La priorità è ancora la lotta contro la violenza sessuata

Intervista a Stefania Cantatore referente napoletana dell’UDI

stefania-cantatoreStefania Cantantore, referente napoletana dell’UDI, Unione Donne d’Italia, ha partecipato alle battaglie femministe fin dagli anni ’70. Per lei “nonostante le donne abbiano conquistato in linea teorica il diritto alla parità, c’è ancora tanta strada da compiere nell’appropriarsi degli spazi culturali e sociali che alcuni uomini continuano a marcare attraverso la violenza”.

Le donne sono vittime di violenza in famiglia, ma sempre più anche fuori…

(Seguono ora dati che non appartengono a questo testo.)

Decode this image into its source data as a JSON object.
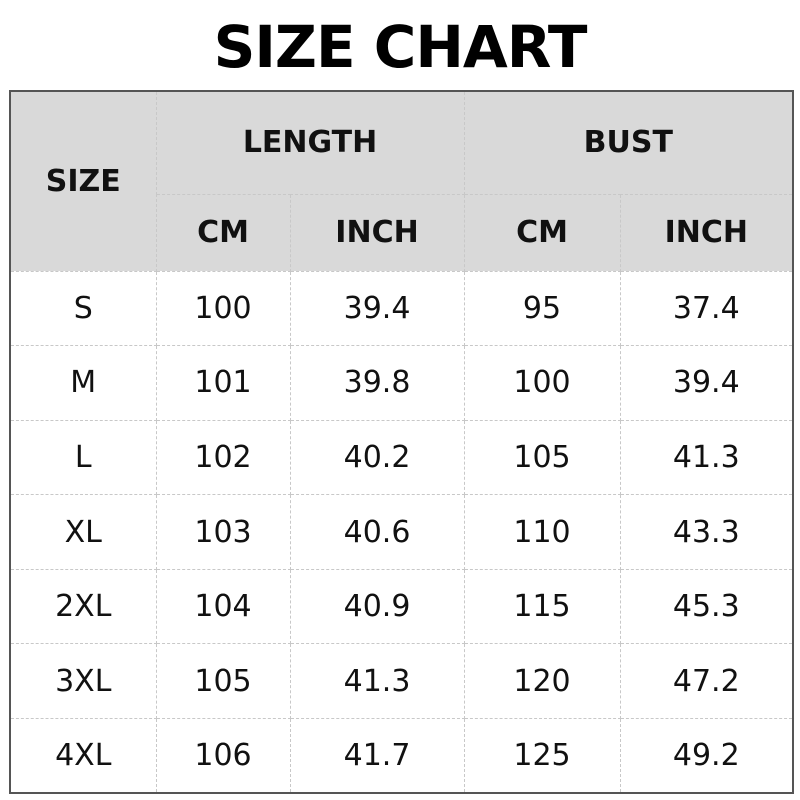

La violenza attiene alla relazione uomo/donna e dovunque questa relazione si verifica riproduce le condizioni date dalla cultura dominante. In tutti i luoghi "chiusi" (famiglia, scuola, luoghi di lavoro e di elezione del potere) la potenziale vittima vede le sue libertà sottoposte a chi oggettivamente comanda, ed è quindi vulnerabile e indifesa. La strada e i luoghi ludici (discoteche, strade del divertimento notturno ecc.) sono sempre stati luoghi favorevoli alle violenze. Oggi l'aumento della libertà e della mobilità femminili hanno reso non clandestina l'uscita serale e il divertimento, per cui le donne toccate dalla violenza in quei momenti liberi, denunciano di più sentendo di essere state lese in un proprio diritto. Nel passato le ragazze e le donne uscivano "in silenzio" dato che la condotta "dell'uscita senza uomo al fianco" era ritenuta disdicevole. Denunciare equivaleva ad un'auto accusa, quella di essersi sottratte alla protezione familiare. Certo che è ancora forte lo schema di potere che demanda agli uomini il controllo morale della condotta delle donne e così lo stupro in strada è la rivendicazione di un “proprio” territorio.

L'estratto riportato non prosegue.